Mas o mundo está a tornar-se num lugar assim. Confuso. Disfuncional. A censura e autocensura do espaço público podem realmente impedir a funcionalidade das orgânicas que nos mantêm de pé, e que permitem a existência de um conjunto quase universal de sociedades diversas, mas com o estagio evolucional que conhecemos e, permitam-me, disfrutamos.

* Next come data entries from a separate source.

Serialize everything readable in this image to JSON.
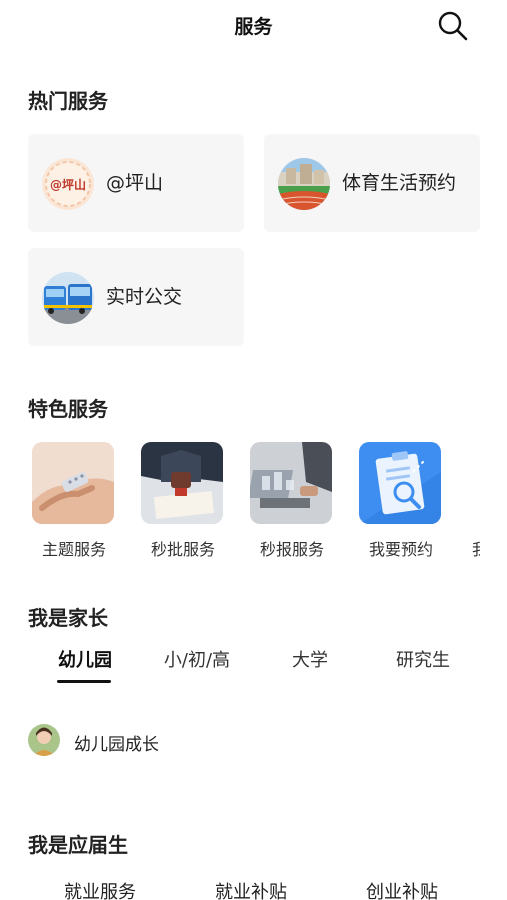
{
  "header": {
    "title": "服务",
    "search_icon": "search-icon"
  },
  "hot": {
    "title": "热门服务",
    "items": [
      {
        "label": "@坪山",
        "badge": "@坪山",
        "icon": "pingshan-logo"
      },
      {
        "label": "体育生活预约",
        "icon": "stadium-photo"
      },
      {
        "label": "实时公交",
        "icon": "bus-photo"
      }
    ]
  },
  "featured": {
    "title": "特色服务",
    "items": [
      {
        "label": "主题服务",
        "icon": "handshake-photo"
      },
      {
        "label": "秒批服务",
        "icon": "stamp-photo"
      },
      {
        "label": "秒报服务",
        "icon": "laptop-photo"
      },
      {
        "label": "我要预约",
        "icon": "clipboard-icon"
      },
      {
        "label": "我",
        "icon": "partial-icon"
      }
    ]
  },
  "parent": {
    "title": "我是家长",
    "tabs": [
      "幼儿园",
      "小/初/高",
      "大学",
      "研究生"
    ],
    "active_tab": "幼儿园",
    "items": [
      {
        "label": "幼儿园成长",
        "icon": "child-avatar"
      }
    ]
  },
  "graduate": {
    "title": "我是应届生",
    "items": [
      "就业服务",
      "就业补贴",
      "创业补贴"
    ]
  },
  "colors": {
    "card_bg": "#f6f6f6",
    "text": "#222222",
    "accent_blue": "#3d8ef0"
  }
}
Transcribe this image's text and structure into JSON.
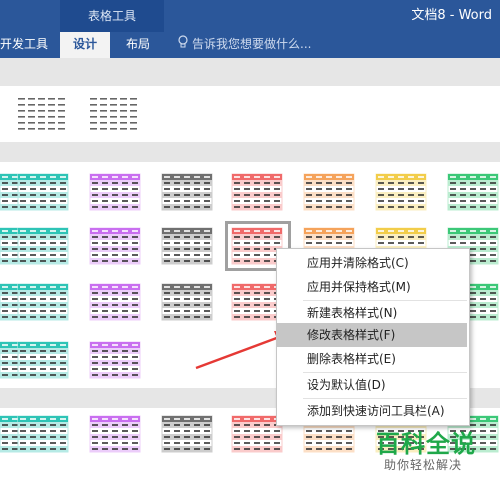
{
  "window": {
    "context_group": "表格工具",
    "doc_title": "文档8 - Word"
  },
  "tabs": [
    {
      "label": "开发工具",
      "active": false
    },
    {
      "label": "设计",
      "active": true
    },
    {
      "label": "布局",
      "active": false
    }
  ],
  "tell_me": {
    "text": "告诉我您想要做什么..."
  },
  "colors": {
    "ribbon": "#2b579a",
    "teal": "#2ec4b6",
    "purple": "#c96ff0",
    "gray": "#707070",
    "red": "#f06a6a",
    "orange": "#f5a35b",
    "yellow": "#f2cd4a",
    "green": "#3cc878",
    "selection_border": "#a0a0a0"
  },
  "gallery": {
    "plain_row": [
      "plain",
      "plain"
    ],
    "row1": [
      "teal",
      "teal",
      "purple",
      "gray",
      "red",
      "orange",
      "yellow",
      "green"
    ],
    "row2": [
      "teal",
      "teal",
      "purple",
      "gray",
      "red",
      "orange",
      "yellow",
      "green"
    ],
    "row3": [
      "teal",
      "teal",
      "purple",
      "gray",
      "red",
      "orange",
      "yellow",
      "green"
    ],
    "row4": [
      "teal",
      "teal",
      "purple"
    ],
    "row5": [
      "teal",
      "teal",
      "purple",
      "gray",
      "red",
      "orange",
      "yellow",
      "green"
    ],
    "selected_row": 2,
    "selected_col": 4
  },
  "context_menu": {
    "items": [
      {
        "label": "应用并清除格式(C)",
        "highlighted": false
      },
      {
        "label": "应用并保持格式(M)",
        "highlighted": false
      },
      {
        "label": "新建表格样式(N)",
        "highlighted": false
      },
      {
        "label": "修改表格样式(F)",
        "highlighted": true
      },
      {
        "label": "删除表格样式(E)",
        "highlighted": false
      },
      {
        "label": "设为默认值(D)",
        "highlighted": false
      },
      {
        "label": "添加到快速访问工具栏(A)",
        "highlighted": false
      }
    ]
  },
  "watermark": {
    "main": "百科全说",
    "sub": "助你轻松解决"
  }
}
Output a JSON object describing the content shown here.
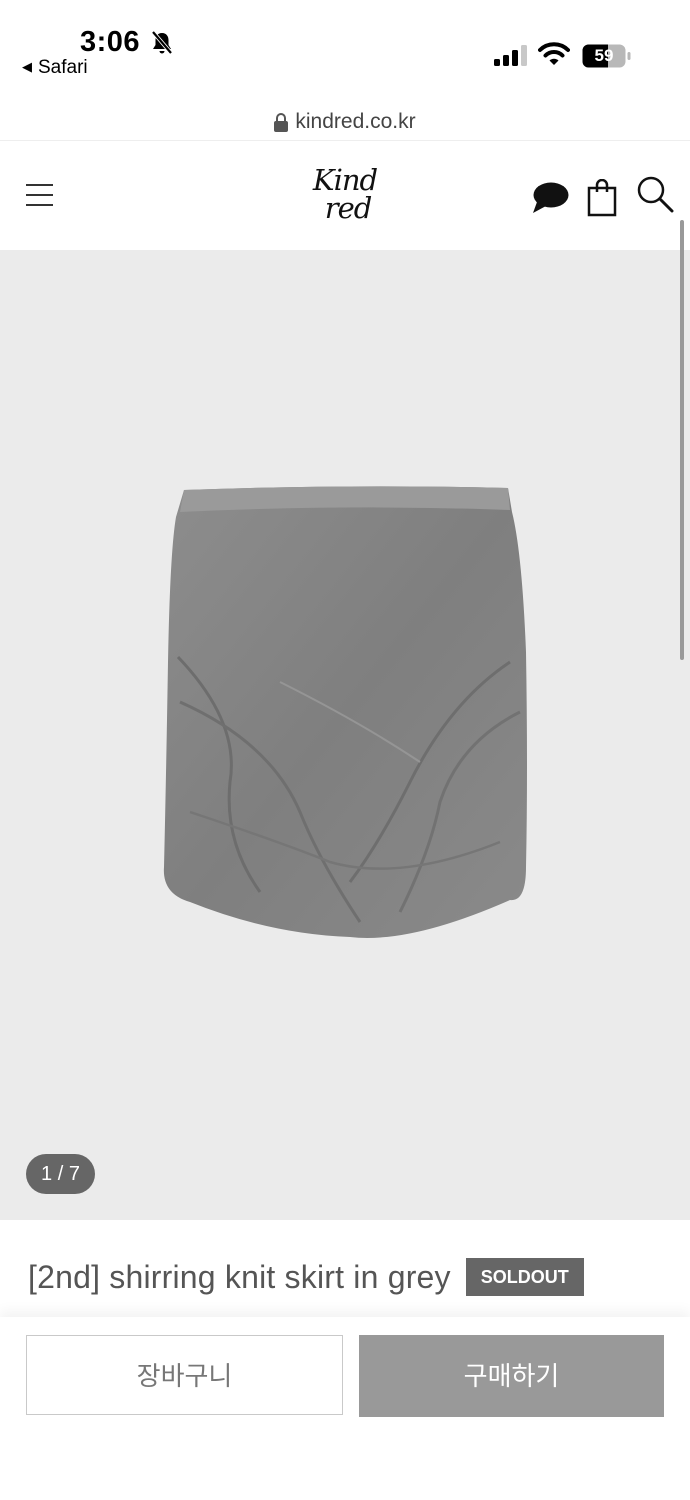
{
  "status_bar": {
    "time": "3:06",
    "back_app": "Safari",
    "battery": "59"
  },
  "url_bar": {
    "domain": "kindred.co.kr"
  },
  "header": {
    "logo_line1": "Kind",
    "logo_line2": "red",
    "icons": [
      "menu-icon",
      "chat-icon",
      "shopping-bag-icon",
      "search-icon"
    ]
  },
  "product": {
    "image_counter": "1 / 7",
    "title": "[2nd] shirring knit skirt in grey",
    "badge": "SOLDOUT"
  },
  "bottom_bar": {
    "cart_label": "장바구니",
    "buy_label": "구매하기"
  },
  "colors": {
    "image_bg": "#ebebeb",
    "badge_bg": "#666666",
    "buy_button_bg": "#999999"
  }
}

Regressemos ao Facebook: existindo desde há alguns anos um espaço denominado “Marketplace”, é normal que se direcione uma publicação. Que sentido faz publicitar um anuncio de Skis de neve para Panamianos, bengalas para jovens, próteses de membros para quem os tem saudáveis, ou produtos de cuidado para cabelos com carapinha a suecos? Dito isto, reflito na impossibilidade de existir nos dias de hoje um “reclame” como o do lendário “restaurador Olex”. Originaria uma horda instantânea de indignados, ofendidos.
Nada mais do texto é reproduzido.